High school and college are two very different student experiences.

That’s probably not new information to you. However, even when you’re expecting major differences, the college transition can have some surprises. Here, students and recent grads share what shocked them when they first arrived on campus. Of course, many of these differences are specific to the high school and college experiences of these students and may not apply to all college transitions, but they can give you a sense of what to expect in the fall.

1. You Don’t Get to Know Your Professors

While you can create meaningful relationships with your college professors, it may take a bit more work than it did in high school. Peter Slater, a Barry University grad, says that he was used to seeing his high school teachers every day. “In college, you only see [your professors] once or twice a week when you have class. If you want to talk to a professor outside of class, you have to schedule a meeting during specific hours they’re around. It’s not like high school where you can just find them to talk whenever [you need to].”

2. It’s So Casual

For Gabby Camilleri, a student at Texas A&M University, her big shock came when she realized that not many students wore makeup or dressed up for class. “Picking out outfits and putting on makeup in high school was a ritual. Once I started college, it was a shock that everyone just wore T-shirts with their hair in a bun.” However, Camilleri actually took to the new dress code. “Now, halfway through college, I rarely touch my makeup bag and my whole wardrobe is just tees,” she says.

3. There’s Not as Much Homework

Workload can vary from school to school — and even class to class. There may be some classes where you have work to take home at the end of every day, but that wasn’t the case with Caitlin Moynihan when she was a student at Towson University. “Most professors don’t give homework after each class,” she says. “In fact, some classes only give a few assignments during the semester.” Of course, less homework doesn’t necessarily mean less work overall as there may be longer project assignments and more heavily weighted exams.

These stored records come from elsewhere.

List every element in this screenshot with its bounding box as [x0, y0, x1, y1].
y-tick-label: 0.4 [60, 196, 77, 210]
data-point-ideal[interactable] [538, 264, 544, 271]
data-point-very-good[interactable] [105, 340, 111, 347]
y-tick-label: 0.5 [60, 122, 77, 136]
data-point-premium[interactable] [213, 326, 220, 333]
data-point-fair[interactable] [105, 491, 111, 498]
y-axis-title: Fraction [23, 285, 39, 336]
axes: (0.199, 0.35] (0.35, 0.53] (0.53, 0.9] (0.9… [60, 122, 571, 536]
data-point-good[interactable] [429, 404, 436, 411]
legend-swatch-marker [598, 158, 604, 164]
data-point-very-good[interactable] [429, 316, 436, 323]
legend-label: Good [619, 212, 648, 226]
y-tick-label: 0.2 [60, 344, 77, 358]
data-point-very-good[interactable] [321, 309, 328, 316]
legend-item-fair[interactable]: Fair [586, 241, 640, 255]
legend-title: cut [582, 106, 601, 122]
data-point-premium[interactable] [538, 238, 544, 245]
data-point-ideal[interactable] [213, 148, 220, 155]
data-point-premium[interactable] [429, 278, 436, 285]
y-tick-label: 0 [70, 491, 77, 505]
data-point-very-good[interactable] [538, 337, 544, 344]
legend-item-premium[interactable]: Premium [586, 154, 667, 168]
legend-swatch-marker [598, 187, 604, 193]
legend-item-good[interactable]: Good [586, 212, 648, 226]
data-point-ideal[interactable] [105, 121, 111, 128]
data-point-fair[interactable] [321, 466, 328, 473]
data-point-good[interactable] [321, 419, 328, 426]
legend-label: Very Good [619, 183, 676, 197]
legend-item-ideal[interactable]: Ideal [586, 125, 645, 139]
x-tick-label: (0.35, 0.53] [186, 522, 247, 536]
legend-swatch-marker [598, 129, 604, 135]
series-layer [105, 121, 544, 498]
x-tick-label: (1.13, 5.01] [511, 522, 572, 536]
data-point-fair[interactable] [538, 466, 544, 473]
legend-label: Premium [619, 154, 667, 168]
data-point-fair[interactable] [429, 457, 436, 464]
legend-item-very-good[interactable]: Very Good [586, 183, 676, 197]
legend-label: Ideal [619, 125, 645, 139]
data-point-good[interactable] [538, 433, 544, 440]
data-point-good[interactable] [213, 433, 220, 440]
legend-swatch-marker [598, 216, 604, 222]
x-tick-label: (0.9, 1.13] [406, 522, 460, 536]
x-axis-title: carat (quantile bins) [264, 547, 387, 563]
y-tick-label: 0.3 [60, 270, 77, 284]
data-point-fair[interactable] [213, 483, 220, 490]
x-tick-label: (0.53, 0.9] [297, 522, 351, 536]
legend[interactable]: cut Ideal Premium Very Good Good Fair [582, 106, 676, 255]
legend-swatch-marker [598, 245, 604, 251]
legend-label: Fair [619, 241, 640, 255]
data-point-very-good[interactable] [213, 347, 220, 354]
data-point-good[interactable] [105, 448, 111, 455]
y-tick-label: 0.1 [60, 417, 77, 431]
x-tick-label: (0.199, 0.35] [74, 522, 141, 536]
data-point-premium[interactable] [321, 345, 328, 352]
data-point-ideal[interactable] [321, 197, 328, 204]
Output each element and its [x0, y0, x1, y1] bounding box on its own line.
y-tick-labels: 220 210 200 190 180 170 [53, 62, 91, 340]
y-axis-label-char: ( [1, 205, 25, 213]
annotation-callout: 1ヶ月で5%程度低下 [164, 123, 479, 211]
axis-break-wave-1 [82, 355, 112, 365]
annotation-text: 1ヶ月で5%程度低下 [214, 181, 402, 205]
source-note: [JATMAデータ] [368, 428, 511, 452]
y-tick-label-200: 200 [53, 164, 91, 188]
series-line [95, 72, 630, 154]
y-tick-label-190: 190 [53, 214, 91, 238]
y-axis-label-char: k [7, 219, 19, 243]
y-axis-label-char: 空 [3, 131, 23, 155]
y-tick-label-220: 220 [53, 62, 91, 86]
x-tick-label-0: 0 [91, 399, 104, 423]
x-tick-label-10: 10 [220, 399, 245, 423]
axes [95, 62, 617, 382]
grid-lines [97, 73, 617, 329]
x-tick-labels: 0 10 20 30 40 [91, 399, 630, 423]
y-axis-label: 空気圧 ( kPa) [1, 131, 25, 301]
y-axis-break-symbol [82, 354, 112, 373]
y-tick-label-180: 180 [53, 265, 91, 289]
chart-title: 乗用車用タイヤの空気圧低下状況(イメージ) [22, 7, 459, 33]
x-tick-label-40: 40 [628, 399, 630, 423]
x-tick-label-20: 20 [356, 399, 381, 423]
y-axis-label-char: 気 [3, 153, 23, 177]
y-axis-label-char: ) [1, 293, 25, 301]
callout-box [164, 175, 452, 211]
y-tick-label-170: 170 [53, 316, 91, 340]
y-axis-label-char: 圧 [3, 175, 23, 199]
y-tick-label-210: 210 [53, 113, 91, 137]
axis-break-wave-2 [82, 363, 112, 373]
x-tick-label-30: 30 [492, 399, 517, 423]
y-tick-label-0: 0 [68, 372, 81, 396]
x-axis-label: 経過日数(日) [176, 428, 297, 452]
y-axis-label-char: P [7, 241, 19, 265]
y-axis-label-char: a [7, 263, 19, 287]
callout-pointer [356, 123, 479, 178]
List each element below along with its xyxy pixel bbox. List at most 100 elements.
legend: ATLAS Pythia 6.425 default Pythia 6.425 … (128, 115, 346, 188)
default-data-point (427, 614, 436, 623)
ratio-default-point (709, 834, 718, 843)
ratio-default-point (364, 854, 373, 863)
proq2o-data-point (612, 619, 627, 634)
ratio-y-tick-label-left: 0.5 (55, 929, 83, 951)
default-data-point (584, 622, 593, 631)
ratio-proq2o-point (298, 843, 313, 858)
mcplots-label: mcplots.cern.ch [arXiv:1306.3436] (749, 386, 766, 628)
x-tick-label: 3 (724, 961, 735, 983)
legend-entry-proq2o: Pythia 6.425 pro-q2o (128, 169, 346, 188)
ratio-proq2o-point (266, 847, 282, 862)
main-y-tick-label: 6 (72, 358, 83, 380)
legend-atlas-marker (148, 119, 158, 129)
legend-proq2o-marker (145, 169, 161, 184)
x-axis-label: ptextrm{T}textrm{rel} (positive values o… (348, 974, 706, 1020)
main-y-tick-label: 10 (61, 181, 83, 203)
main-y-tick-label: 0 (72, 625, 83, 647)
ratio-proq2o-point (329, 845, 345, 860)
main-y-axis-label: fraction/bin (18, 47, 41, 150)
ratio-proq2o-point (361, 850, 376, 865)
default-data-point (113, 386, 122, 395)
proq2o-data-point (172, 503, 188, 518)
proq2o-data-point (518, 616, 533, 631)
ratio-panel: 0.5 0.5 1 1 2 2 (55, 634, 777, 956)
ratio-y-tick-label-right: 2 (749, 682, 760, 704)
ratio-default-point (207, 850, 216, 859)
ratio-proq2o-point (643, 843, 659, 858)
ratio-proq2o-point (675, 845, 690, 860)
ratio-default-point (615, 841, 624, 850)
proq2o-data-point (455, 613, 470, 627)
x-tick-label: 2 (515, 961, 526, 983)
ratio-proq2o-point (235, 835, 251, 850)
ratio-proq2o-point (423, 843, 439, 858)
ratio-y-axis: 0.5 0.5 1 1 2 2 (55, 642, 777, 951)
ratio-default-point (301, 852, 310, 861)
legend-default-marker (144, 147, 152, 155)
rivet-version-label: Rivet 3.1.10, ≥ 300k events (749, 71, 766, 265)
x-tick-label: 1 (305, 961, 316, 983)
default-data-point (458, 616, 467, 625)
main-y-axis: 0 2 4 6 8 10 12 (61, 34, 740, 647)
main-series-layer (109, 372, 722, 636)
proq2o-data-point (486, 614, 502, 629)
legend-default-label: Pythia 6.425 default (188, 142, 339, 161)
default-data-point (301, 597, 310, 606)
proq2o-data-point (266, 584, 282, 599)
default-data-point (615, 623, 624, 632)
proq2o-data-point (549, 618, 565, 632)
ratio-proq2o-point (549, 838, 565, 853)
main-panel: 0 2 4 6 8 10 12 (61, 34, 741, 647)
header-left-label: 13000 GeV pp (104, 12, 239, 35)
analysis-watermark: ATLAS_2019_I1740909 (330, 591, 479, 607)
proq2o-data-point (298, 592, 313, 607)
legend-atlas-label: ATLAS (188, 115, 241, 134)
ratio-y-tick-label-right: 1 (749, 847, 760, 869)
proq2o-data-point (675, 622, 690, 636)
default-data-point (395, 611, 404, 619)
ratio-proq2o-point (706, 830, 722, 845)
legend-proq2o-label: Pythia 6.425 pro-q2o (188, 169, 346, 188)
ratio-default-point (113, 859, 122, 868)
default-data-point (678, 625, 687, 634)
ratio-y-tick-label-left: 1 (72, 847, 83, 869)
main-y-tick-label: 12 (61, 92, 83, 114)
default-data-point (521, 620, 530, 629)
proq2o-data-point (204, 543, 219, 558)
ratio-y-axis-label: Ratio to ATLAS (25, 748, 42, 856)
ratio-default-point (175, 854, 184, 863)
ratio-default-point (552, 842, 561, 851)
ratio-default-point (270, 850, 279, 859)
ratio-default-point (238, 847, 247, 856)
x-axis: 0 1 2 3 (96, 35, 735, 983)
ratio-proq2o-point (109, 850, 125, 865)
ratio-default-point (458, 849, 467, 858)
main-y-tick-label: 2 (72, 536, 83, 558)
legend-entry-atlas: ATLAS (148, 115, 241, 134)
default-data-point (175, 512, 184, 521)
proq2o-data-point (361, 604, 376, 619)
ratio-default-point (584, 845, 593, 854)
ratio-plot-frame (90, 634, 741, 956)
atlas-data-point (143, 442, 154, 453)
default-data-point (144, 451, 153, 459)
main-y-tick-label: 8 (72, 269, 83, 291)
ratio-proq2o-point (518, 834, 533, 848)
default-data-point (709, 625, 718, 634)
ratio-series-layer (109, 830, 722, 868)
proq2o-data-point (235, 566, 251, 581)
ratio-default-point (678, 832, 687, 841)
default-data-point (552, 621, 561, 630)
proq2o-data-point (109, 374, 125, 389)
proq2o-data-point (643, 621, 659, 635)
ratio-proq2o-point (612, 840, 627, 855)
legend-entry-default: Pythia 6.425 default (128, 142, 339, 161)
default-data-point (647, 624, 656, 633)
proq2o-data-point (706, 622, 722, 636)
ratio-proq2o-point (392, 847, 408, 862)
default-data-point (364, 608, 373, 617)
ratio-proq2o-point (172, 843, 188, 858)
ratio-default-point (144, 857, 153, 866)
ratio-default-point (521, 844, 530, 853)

Professors will also expect that you learn the material and review it outside of class even if there isn’t a formal assignment in the syllabus. 

4. You Can Eat in Class

Ben Gambella was surprised that classroom rules were so different between his high school and SUNY Maritime College. “College students will sometimes bring an entire meal to class, like a full lunch or dinner, and it’s no big deal,” he reports. “In high school, you usually aren’t even allowed to eat a small snack during class.”

5. Extracurriculars Aren’t as Popular

“Throughout high school, you’re encouraged to take a lot of extracurricular activities. In college, the pressure to do that is almost nonexistent,” says Deana Mariana, a student at Penn State. While there may not be as much pressure to do extracurriculars, that doesn’t mean they don’t exist. Many students get involved with clubs, sports, intramurals and other activities. However, there is generally a sense in college that academics and your future career are your main focus.

6. Attendance Isn’t Always Required

“I thought it was weird that attendance is very rarely mandatory,” said Christopher Dundon, a student at Stony Brook University. While it is the case at many schools that the students self-motivate and act as their own attendance-takers, there are classes where attendance is taken and can count toward your grade. Dundon also reported that in some classes where no one took attendance, there are pop quizzes that factor into the final grade. If you’re not present, you get a zero. And of course going to class and creating an in-person relationship with your professor can help your grade and understanding of the material. Bottom line: Going to class is a good idea, even if no one’s checking.

7. I Didn’t Like College Food

Olivia Halvey says her biggest shock was the dining hall selection at Saint Michael’s College. “Growing up, I had the luxury of having a mom who cooked all of my meals every day, so when I got to college, the cafeteria food definitely didn’t meet my standards,” she says. While no dining hall could ever compare to home-cooked food, many cafeterias do have healthful options. If needed, you can always check out your local grocery store to fulfill any cravings your dining hall isn’t meeting.

8. Laundry’s Hard

Laundry was the shocker for Lauren Zisman when she got to the University of Albany. “You always have to wait in line to get a machine, and then you have to sort and fold in front of everyone, like people you don’t know. Then you have to sit around and wait for it to finish, unless you want someone to dump your clothes everywhere,” she says. Unless you live in an off-campus apartment, the laundry situation will most likely be shared. Going at off-peak hours can help combat the long wait times, and bringing your clothes back to your room to fold may offer some privacy.

9. There Are So Many Decisions

“For me, I think it was all the choices you get in college,” Peter Herzog, a George Washington University student, says. “In high school, everyone just throws things at you. Yeah, you can pick a few of your classes, but it’s not until college that you really get to have more of a say in the direction you want your life to go.” College choices can be surprisingly overwhelming at first, but making your own decisions is a big part of becoming an adult and college is a great place to start.